2.    Despite mandatory setback distances from wells, required by the Amendments, instances of citizens claiming that or suing because their water supply was contaminated as a result of the recovery of shale gas, either through leakage, spillage, or other events will need to be resolved.

3.    Pennsylvania’s Department of Environmental Protection has differed with EPA and the Delaware River Basin Commission regarding how much authority these agencies should have to regulate operations associated with Marcellus Shale gas production. 
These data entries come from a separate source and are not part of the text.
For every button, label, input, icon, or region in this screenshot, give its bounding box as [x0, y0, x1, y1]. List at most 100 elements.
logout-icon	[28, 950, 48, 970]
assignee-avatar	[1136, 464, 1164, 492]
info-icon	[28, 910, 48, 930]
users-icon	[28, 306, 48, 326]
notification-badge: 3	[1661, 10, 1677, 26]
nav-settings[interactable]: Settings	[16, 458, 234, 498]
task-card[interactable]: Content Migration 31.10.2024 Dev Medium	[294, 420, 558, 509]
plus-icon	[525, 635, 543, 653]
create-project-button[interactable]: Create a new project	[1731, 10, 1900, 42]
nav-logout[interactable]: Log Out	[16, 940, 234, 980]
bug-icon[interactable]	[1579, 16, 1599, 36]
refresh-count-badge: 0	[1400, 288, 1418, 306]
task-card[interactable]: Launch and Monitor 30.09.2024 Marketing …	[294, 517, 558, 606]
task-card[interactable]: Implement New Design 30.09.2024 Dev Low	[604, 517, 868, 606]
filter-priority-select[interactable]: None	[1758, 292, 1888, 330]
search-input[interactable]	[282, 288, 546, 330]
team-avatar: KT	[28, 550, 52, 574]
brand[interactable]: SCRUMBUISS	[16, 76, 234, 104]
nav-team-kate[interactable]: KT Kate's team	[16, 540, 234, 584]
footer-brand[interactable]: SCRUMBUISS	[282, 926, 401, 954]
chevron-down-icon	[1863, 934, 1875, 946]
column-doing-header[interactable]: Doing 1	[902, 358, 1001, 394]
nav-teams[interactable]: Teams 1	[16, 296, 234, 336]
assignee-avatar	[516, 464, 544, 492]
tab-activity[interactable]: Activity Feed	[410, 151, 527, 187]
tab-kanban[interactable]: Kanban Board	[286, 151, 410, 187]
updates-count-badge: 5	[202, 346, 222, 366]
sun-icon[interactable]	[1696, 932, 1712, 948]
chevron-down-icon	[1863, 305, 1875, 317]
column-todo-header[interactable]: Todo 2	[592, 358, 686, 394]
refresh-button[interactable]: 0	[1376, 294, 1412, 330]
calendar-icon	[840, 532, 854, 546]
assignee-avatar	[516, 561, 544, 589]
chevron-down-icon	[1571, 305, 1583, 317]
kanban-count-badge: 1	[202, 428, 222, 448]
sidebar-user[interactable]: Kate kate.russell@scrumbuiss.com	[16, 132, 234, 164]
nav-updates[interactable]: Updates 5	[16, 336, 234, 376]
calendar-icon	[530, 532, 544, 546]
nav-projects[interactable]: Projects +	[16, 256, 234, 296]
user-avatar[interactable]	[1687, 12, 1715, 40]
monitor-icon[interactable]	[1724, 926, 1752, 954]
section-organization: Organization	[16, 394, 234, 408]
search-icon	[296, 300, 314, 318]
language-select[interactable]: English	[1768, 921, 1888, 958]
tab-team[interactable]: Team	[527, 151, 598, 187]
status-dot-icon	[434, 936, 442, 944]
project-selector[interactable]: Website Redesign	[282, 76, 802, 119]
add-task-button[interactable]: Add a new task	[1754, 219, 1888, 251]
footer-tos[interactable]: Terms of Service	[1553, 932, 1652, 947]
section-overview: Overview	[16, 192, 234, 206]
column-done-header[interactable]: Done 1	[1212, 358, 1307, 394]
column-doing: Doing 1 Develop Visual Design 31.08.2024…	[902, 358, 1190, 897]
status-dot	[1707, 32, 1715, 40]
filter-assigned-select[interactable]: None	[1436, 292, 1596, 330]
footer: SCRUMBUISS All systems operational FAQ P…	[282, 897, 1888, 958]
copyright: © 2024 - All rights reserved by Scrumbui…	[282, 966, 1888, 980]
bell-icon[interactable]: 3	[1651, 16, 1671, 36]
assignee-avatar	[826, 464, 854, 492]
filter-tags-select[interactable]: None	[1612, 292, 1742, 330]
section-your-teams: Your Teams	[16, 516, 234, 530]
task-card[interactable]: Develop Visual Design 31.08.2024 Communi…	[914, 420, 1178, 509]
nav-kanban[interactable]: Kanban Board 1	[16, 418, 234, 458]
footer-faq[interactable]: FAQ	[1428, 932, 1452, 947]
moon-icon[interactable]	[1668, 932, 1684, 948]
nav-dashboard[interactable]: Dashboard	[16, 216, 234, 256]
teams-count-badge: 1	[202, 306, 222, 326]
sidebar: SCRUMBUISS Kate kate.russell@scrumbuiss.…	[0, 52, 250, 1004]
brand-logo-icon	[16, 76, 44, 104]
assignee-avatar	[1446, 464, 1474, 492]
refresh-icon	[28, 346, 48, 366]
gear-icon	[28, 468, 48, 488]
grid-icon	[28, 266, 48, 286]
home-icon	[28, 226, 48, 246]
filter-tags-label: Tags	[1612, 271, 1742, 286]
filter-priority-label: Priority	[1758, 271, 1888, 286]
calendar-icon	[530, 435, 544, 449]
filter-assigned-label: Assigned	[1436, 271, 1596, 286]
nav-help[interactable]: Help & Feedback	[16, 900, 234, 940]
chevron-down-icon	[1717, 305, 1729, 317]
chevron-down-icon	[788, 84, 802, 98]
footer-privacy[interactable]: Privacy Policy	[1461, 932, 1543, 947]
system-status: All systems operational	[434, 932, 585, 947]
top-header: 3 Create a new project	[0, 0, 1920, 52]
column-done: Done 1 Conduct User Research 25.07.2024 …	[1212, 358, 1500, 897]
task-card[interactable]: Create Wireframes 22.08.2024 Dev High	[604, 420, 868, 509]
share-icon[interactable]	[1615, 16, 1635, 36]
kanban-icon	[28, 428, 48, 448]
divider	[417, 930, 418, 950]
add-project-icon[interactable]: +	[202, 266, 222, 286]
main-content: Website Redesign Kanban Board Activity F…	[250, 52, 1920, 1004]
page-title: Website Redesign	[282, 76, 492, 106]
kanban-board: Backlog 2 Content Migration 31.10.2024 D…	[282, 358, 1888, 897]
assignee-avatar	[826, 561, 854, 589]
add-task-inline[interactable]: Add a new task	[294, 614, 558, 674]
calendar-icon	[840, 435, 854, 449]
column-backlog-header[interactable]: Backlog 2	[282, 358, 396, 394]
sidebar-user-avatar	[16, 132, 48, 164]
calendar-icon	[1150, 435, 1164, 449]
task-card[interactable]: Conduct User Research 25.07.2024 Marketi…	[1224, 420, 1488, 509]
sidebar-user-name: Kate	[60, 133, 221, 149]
4.    In a victory for the shale gas industry, the District Court for the Western District of Pennsylvania invalidated a 2009 U.S. Forest Services Agreement with environmental groups that would have required the preparation of a NEPA environmental assessment prior to drilling in U.S. forests. 

5.    Some property owners who have leased their subsurface drilling rights for Marcellus Shale gas recovery have found themselves unable to refinance their mortgages.  Although the property owners argue that their land has become more valuable because of the potential recovery of fees from the Marcellus Shale gas recovery, some banks have refused to refinance claiming that the fracking lowers the value of the property because of the potential of pollution and/or the location of drilling rigs and other heavy equipment on the property, thereby making foreclosure more difficult. 

6.    Pennsylvania’s Public Utility Commission (PUC) is the collector under Act 13 of the “impact fees” from natural gas well operators – which have to date exceeded $200 million and will be distributed in large part to “accepting” host municipalities.  In accordance with Act 13, the PUC has also begun issuing advisory opinions on the legality of local zoning ordinances.  The Pennsylvania Supreme Court’s decision on the Commonwealth Court’s invalidation of the preemption issue could affect how the PUC approaches these matters going forward. 

While the sources of fuel and the techniques for obtaining it have changed much over the centuries in Pennsylvania, fuel production from forests, coal mines, oil rigs and fracking wells share a common legacy, initially attracting often environmentally insensitive wild catters, raising issues of local control versus the need for statewide uniformity, and creating the risk of potentially permanent environmental impacts if state-of-the-art environmental protections are not implemented.  In sum, notwithstanding changes in preferred fuel sources over the past four centuries, the issues, impacts and challenges remain similar; the need to balance energy production and environmental protection, or, as they say – “the more things change, the more they remain the same”.  Rather than be resigned to repeating history, however, the Commonwealth should rise to the challenge and use its acquired knowledge to inform our discussion as to how to utilize its resources, including natural gas, to provide energy solutions going forward.